1)  Paul not only addressed this issue in chapter 2; he exhorted the Philippians in chapter 1:27 in the same way (read).

2)  Those of us who were in the military know the absolute necessity of this ‘closing of the ranks’ Paul alluded to when he commanded, “stand fast in one spirit, with one mind striving together.”  We must identify the primary front where the battle is raging or we will lose sight of the real enemy!

3)  Euodias and Syntyche had allowed their contention to supersede the cause of the gospel and it was opening up the church for the enemy’s advances.

4)  When God’s people cannot bear the sight of one another, they will not be able to look the world in the face with love and compassion!  Notice Paul’s plea for restitution:

III.      CONSIDER – v. 2c “in the Lord.”

A.  Who you are. 

1.  The only solution to the conflict in Paul’s mind is for these two ladies to remember who they are “in the Lord.”

a.   That little phrase is so important.  It is so crucial!

b.   These ladies needed to be reminded of who they are.  They were NOT their own!

1)  Paul speaks to this issue in his letter the Corinthians in somewhat shocked disbelief (p. 740 – notice chapter 6:19 – read).

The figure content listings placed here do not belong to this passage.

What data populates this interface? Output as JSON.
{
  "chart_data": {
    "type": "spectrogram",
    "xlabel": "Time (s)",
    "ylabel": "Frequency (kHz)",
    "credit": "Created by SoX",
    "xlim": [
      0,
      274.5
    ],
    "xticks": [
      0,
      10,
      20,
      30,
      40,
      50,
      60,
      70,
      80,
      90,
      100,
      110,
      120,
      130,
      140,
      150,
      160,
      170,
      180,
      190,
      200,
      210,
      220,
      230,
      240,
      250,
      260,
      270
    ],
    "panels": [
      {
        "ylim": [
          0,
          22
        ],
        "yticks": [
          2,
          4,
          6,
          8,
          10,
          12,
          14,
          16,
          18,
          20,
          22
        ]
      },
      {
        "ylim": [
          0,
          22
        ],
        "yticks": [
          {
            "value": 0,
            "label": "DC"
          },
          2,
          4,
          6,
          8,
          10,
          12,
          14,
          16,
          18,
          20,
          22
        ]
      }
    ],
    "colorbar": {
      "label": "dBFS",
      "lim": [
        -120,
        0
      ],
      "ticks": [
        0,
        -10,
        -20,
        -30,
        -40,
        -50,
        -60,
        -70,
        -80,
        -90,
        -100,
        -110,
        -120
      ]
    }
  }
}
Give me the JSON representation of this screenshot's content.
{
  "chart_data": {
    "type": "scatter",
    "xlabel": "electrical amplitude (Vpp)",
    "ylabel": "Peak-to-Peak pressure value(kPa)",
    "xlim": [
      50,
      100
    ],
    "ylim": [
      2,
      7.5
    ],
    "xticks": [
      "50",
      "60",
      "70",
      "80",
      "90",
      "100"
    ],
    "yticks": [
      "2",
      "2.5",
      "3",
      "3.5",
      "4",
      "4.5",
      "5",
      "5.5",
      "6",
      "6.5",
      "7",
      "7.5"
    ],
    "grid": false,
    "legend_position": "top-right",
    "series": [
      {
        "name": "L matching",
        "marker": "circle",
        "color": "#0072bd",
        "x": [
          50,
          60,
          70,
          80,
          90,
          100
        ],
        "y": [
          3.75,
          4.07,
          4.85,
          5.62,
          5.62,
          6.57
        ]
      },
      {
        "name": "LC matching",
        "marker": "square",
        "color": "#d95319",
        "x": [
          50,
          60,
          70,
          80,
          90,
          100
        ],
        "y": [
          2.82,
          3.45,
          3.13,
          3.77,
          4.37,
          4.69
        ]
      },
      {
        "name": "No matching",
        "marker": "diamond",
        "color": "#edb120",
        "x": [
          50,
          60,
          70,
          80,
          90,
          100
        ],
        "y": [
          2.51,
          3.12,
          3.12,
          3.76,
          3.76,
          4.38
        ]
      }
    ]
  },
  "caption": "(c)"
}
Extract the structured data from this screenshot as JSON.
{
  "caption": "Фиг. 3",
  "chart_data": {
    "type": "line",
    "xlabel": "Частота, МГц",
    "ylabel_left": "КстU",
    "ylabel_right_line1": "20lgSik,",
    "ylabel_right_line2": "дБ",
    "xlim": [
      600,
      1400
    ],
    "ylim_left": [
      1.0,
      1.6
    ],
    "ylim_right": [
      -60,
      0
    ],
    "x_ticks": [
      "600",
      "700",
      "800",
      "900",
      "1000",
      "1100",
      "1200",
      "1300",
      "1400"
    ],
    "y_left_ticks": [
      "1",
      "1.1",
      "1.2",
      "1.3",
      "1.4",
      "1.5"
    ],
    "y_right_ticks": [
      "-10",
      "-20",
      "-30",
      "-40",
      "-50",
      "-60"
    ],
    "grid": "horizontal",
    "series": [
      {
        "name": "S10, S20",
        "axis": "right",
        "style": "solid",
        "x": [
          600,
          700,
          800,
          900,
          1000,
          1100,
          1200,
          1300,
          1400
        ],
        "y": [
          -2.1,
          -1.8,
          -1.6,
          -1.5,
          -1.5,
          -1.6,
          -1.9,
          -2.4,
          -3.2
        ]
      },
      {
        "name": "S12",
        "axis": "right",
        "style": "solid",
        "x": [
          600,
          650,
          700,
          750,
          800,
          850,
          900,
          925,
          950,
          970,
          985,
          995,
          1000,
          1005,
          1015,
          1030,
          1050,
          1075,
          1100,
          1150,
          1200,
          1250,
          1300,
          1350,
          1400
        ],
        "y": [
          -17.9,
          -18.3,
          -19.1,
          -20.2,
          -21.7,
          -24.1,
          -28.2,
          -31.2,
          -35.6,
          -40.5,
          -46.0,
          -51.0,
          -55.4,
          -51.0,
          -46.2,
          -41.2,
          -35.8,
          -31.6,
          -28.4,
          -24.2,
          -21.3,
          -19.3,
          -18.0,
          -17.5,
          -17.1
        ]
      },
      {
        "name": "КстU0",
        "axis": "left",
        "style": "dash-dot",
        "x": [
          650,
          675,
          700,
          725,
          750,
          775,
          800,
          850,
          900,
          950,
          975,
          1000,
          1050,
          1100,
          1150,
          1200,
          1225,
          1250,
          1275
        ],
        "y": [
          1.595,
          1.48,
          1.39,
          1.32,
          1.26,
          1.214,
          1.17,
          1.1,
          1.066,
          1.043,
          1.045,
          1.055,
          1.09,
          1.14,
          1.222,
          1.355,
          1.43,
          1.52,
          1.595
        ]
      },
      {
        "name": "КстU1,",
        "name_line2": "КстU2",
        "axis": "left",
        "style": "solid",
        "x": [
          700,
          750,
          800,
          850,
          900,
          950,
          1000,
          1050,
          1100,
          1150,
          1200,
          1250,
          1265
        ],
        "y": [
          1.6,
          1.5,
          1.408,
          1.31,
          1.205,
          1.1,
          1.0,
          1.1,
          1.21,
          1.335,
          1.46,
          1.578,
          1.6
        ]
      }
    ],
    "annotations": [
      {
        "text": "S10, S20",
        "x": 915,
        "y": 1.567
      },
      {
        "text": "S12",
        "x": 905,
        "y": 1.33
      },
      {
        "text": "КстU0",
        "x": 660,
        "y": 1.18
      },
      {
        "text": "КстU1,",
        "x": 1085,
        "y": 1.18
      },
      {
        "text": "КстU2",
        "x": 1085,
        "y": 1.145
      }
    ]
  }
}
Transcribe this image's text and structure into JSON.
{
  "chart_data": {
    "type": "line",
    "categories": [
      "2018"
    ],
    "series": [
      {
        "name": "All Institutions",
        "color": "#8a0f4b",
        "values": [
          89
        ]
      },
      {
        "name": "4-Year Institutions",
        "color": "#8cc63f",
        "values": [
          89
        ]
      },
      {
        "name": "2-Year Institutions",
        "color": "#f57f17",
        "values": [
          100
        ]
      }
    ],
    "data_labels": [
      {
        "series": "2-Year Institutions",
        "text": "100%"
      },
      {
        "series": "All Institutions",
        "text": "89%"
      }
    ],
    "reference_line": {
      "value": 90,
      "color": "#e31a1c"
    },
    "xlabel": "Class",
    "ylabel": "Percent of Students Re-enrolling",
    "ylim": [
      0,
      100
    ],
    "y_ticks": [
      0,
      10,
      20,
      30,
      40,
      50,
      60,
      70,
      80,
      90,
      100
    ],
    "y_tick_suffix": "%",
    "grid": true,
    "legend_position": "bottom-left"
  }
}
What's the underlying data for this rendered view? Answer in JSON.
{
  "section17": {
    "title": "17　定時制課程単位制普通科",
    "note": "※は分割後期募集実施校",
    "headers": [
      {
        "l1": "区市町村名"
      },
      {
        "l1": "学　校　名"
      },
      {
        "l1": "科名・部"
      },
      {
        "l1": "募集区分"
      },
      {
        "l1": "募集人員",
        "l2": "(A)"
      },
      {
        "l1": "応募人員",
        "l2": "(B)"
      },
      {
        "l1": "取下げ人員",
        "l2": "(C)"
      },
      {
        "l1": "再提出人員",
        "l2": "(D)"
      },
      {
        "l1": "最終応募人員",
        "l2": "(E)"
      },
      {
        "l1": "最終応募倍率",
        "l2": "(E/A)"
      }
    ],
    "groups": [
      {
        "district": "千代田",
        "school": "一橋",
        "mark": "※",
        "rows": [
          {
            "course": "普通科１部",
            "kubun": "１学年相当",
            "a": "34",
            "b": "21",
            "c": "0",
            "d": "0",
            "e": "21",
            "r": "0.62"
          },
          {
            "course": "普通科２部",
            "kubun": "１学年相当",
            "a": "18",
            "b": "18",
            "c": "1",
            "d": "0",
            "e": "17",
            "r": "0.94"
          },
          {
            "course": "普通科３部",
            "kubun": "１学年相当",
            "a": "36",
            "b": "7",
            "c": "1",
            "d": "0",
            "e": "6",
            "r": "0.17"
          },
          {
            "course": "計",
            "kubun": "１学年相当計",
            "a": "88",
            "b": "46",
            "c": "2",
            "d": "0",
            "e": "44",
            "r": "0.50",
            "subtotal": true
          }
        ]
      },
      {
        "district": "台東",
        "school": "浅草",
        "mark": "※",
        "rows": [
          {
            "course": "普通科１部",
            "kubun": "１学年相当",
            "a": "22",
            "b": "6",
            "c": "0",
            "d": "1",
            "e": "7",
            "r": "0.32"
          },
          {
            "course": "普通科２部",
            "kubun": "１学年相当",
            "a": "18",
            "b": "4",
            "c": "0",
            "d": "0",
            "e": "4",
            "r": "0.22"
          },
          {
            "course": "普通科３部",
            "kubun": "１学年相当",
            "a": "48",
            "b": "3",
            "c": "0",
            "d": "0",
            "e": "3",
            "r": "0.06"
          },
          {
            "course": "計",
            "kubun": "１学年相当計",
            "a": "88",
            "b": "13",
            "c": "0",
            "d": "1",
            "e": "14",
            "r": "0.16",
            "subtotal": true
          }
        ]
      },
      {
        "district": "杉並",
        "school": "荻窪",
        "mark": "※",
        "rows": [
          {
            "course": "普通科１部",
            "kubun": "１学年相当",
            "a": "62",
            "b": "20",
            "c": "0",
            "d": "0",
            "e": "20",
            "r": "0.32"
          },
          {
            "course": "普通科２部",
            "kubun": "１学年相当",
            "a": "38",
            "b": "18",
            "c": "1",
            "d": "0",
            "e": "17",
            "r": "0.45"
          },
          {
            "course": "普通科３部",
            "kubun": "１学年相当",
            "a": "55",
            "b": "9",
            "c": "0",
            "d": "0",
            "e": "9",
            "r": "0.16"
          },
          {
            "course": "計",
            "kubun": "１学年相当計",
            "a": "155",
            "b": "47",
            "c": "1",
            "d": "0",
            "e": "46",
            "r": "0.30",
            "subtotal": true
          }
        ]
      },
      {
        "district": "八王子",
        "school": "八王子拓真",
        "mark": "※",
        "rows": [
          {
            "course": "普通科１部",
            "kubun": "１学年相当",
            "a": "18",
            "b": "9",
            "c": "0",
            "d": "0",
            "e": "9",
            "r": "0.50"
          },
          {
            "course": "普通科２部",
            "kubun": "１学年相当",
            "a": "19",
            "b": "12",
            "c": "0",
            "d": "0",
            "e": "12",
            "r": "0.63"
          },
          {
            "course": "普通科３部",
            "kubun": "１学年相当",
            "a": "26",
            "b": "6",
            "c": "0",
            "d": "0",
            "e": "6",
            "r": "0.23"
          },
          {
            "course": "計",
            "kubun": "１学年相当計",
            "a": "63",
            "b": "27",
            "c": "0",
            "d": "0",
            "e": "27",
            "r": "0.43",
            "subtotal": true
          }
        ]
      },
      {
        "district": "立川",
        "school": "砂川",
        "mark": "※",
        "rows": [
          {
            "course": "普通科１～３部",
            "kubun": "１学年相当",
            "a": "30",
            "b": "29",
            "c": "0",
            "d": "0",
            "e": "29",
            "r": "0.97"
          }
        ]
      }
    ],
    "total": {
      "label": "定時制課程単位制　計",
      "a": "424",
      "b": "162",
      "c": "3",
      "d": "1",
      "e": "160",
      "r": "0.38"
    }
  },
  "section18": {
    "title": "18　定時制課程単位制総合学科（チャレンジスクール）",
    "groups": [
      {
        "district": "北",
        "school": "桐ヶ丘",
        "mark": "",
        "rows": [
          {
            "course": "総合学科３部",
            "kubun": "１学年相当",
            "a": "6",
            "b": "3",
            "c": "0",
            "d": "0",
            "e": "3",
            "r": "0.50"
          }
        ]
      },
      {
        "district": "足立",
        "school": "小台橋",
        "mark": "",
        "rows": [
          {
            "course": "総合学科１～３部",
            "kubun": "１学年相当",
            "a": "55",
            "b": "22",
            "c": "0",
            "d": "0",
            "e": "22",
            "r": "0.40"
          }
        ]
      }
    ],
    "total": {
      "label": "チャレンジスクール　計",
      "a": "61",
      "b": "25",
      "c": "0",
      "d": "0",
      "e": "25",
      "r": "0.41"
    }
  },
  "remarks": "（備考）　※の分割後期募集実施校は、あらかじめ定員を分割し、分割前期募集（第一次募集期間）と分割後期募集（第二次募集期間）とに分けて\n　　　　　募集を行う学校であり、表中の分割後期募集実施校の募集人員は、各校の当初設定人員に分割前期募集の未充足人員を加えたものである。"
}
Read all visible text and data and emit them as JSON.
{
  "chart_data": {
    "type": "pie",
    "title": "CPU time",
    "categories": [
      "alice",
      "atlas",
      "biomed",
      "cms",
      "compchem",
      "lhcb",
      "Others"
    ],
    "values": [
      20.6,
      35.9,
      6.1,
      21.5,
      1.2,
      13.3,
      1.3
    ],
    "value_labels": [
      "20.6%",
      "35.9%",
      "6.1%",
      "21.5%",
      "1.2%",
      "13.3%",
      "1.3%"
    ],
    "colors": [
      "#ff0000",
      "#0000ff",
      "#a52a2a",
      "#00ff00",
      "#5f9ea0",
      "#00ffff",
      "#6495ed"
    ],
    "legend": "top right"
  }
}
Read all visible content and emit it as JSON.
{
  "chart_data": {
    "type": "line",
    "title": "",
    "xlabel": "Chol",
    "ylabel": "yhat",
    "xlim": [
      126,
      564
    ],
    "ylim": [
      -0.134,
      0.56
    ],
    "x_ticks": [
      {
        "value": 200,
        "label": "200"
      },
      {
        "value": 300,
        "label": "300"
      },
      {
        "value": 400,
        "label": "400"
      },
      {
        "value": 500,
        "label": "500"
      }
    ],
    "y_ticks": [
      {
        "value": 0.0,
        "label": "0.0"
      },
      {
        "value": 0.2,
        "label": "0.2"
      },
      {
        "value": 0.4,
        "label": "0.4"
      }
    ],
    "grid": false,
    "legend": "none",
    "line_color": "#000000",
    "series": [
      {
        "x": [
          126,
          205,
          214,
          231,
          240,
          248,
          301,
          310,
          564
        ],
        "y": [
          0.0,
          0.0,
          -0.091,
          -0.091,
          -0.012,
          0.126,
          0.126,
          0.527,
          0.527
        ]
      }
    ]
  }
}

2)  When we forget that we belong exclusively to Christ –we begin to champion our own agenda, to establish our own cause, to fight for our own rights, to disagree with and dispute with anybody who doesn’t agree with our legitimate cause, belief or desire!

3)  As well-meaning as all of that may be, and as justifiable as it may seem, the fact of the matter is, when I remember that I am “in the Lord,” I understand that it is inconsistent for me to insist on my own way.

2.  This is the message of scripture!

a.   Notice what Paul wrote to the Roman Christians (15:1-2 – read – p. 736).

1)  Notice also the specific admonition given at the end of v. 1 “not to please ourselves.”

2)  Euodias and Syntyche had forgotten this and so Paul encourages BOTH of them consider taking the initiative with the other (v. 2).

B.  Love always takes the initiative.

1.  One thing that is absolutely certain in the healing and mending of relationships (whether marital, parental or church) is someone has to be the initiator.

2.  When we think of our relationship with Christ, we are minded of this truth.

a.   Love always takes the initiative!

1)  This is the theme of John 3:16 [p. 686]!

2)  Paul reiterated this theme in Romans 5:8 [p. 730] “But God commendeth his love toward us, in that, while we were yet sinners, Christ died for us.”

Conclusion: What about us today?  Do we have any Euodias and Syntyche’s?  Male or female?  It happens, you know?  As in our text, it even happens to Committed Christians who normally work so well together!  Why not take the initiative of love today.  Go to them and say those powerful words – “I’m sorry.”